Formation professionnelle : ce que le CPF change pour vous

La réforme est ambitieuse: nous redonner le contrôle de notre carrière et faciliter l’accès aux dispositifs.

Si la nécessité de se former tout au long de la vie est désormais une évidence, il n’est rien de plus compliqué que le système français de la formation continue. Ce paradoxe qui perdure se manifeste de diverses façons au gré des études. L’enquête 2019 de l’Observatoire des trajectoires professionnelles publiée le 11 juin (1) conclut par exemple que «près de la moitié des actifs estiment ne pas savoir vers qui se tourner pour orienter leur carrière», et moins d’un sur dix sait comment avoir recours aux dispositifs de nancement «en autonomie» (hors plan de développement des compétences, ex-plan de formation des entreprises). Autre point d’alerte : près d’un actif sur quatre semble encore ignorer ce qu’est le compte personnel de formation (CPF), malgré une notoriété en hausse (31% déclarent avoir ouvert leur CPF en ligne en 2018, contre environ 20% l’année précédente). «Ce manque d’appropriation des dispositifs est d’autant plus dommageable que l’appétence pour la formation est en réalité assez élevée parmi les actifs occupés : 70% d’entre eux envisagent de poursuivre une formation pour faire évoluer leur carrière dans les cinq ans à venir», relève Ludovic Taphanel, chercheur et auteur du rapport.

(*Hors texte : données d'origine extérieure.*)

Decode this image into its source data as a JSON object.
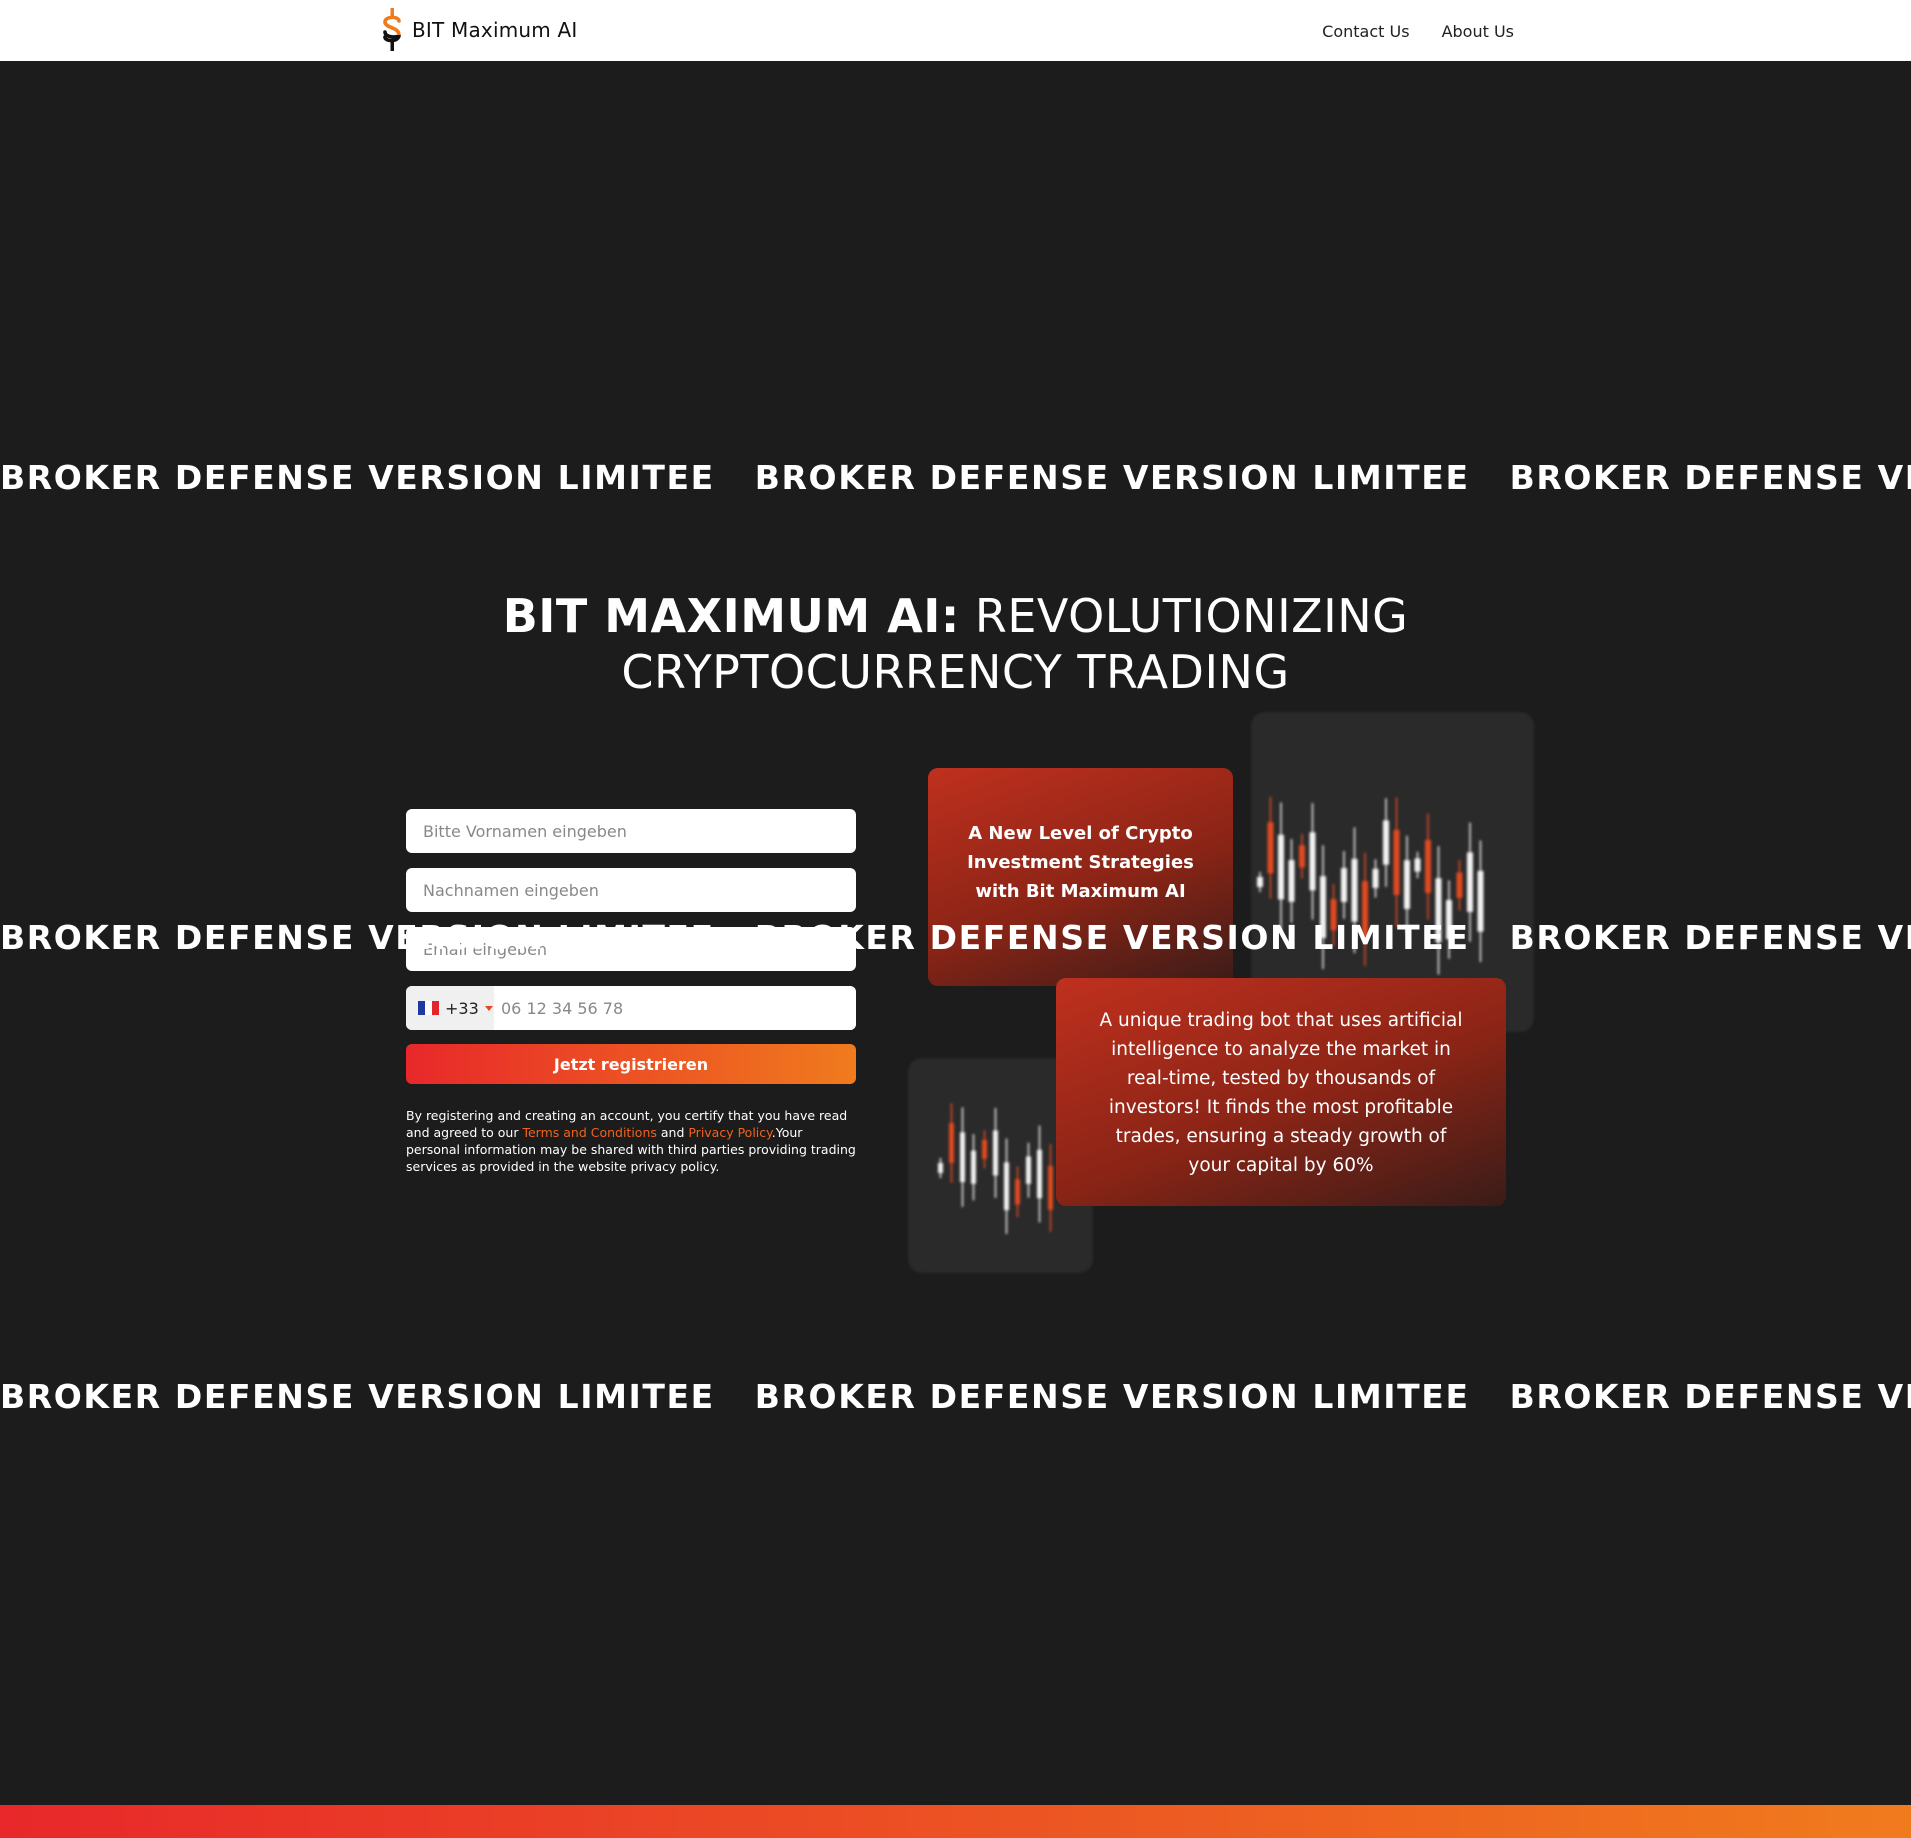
{
  "header": {
    "brand": "BIT Maximum AI",
    "nav": [
      "Contact Us",
      "About Us"
    ]
  },
  "ticker": {
    "text": "BROKER DEFENSE VERSION LIMITEE"
  },
  "hero": {
    "headline_bold": "BIT MAXIMUM AI:",
    "headline_line1_rest": "REVOLUTIONIZING",
    "headline_line2": "CRYPTOCURRENCY TRADING"
  },
  "form": {
    "first_name_placeholder": "Bitte Vornamen eingeben",
    "last_name_placeholder": "Nachnamen eingeben",
    "email_placeholder": "Email eingeben",
    "dial_code": "+33",
    "phone_placeholder": "06 12 34 56 78",
    "submit_label": "Jetzt registrieren",
    "disclaimer_part1": "By registering and creating an account, you certify that you have read and agreed to our ",
    "terms_link": "Terms and Conditions",
    "disclaimer_and": " and ",
    "privacy_link": "Privacy Policy",
    "disclaimer_part2": ".Your personal information may be shared with third parties providing trading services as provided in the website privacy policy."
  },
  "cards": {
    "card1": "A New Level of Crypto Investment Strategies with Bit Maximum AI",
    "card2": "A unique trading bot that uses artificial intelligence to analyze the market in real-time, tested by thousands of investors! It finds the most profitable trades, ensuring a steady growth of your capital by 60%"
  },
  "colors": {
    "background": "#1c1c1c",
    "accent_start": "#e8282a",
    "accent_end": "#f07b1d",
    "link": "#f2621e"
  }
}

Sur le volet de la formation continue, la loi avenir professionnel du 5 septembre 2018 plaide donc en faveur d’un «système davantage tourné vers l’usager et plus simple d’accès» pour redonner aux actifs le contrôle de leur formation et de leur plan de carrière. Concrètement, elle promet d’abord un accès à la formation simplifié par la conversion en euros du capital initialement en heures du CPF. En clair, jusqu’à présent, vous pouviez bénéficier de crédits horaires de formation, mais sans nécessairement savoir à quoi cela vous donnait droit. Désormais, l’Etat assume de parler argent : vos heures sont transformées en euros, à raison de 15 euros l’heure environ (tauxfixé par décret par l’Etat). La mesure est effective depuis le 1er janvier de cette année, et «à partir de 2020, au titre des droits acquis en 2019, les comptes seront alimentés de 500 euros par an pour toute activité à mi-temps ou plus» (crédit majoré à 800 euros pour les salariés non qualifiés), lit-on sur le site officiel. «Cela permet la portabilité des droits et une meilleure connaissance de la valeur des droits acquis», explique le ministère. Si le coût est supérieur, d’autres aides peuvent s’ajouter et vous avez toujours la possibilité de mettre la main au portefeuille pour compléter.

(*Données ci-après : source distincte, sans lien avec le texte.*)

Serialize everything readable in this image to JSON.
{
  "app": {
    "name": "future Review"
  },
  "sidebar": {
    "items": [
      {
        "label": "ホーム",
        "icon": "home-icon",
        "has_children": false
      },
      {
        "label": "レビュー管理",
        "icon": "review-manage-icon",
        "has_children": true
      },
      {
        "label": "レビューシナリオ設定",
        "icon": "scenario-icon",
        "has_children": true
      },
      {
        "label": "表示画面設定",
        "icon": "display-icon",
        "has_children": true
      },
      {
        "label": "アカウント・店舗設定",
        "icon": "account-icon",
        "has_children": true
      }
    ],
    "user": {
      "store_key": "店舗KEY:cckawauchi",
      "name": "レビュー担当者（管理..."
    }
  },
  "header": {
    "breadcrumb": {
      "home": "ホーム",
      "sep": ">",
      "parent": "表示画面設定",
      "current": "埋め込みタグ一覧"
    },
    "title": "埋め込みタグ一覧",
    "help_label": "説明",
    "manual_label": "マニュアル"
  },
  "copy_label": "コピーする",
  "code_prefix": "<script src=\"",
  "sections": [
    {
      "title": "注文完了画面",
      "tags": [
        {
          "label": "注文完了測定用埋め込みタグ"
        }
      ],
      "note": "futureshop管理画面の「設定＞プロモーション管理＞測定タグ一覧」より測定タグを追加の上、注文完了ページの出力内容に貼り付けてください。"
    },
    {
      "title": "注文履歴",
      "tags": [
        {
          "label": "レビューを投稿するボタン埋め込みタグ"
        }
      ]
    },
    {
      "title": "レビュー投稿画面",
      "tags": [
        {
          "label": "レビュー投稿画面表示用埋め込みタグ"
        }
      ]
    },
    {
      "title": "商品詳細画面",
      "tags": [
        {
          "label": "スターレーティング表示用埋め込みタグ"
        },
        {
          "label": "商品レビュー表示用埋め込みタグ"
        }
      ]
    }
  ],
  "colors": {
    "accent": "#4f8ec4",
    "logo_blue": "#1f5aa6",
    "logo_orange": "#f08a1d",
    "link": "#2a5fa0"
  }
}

La monétisation du CPF s’accompagne d’un élargissement du nombre de formations éligibles. Jusqu’à présent, l’éligibilité à une formation dépendait du statut, de la branche professionnelle et du lieu de travail du demandeur. Il suffit désormais qu’elle figure sur «une liste unique et universelle de formations éligibles» définie par France compétences, la nouvelle autorité nationale chargée de la régulation et du financement de la formation professionnelle et de l’apprentissage. Mises à jour régulièrement, les formations préparent toutes à une certification inscrite au répertoire national des certifications professionnelles (RNCP) ou au répertoire spécifique (RS). Pratique pour obtenir une qualification reconnue (un diplôme universitaire, un certificat de qualification professionnelle…), en présentiel, à distance, ou les deux. D’autres actions sont également possibles (selon décret), comme la validation des acquis de l’expérience (VAE) et le bilan de compétences.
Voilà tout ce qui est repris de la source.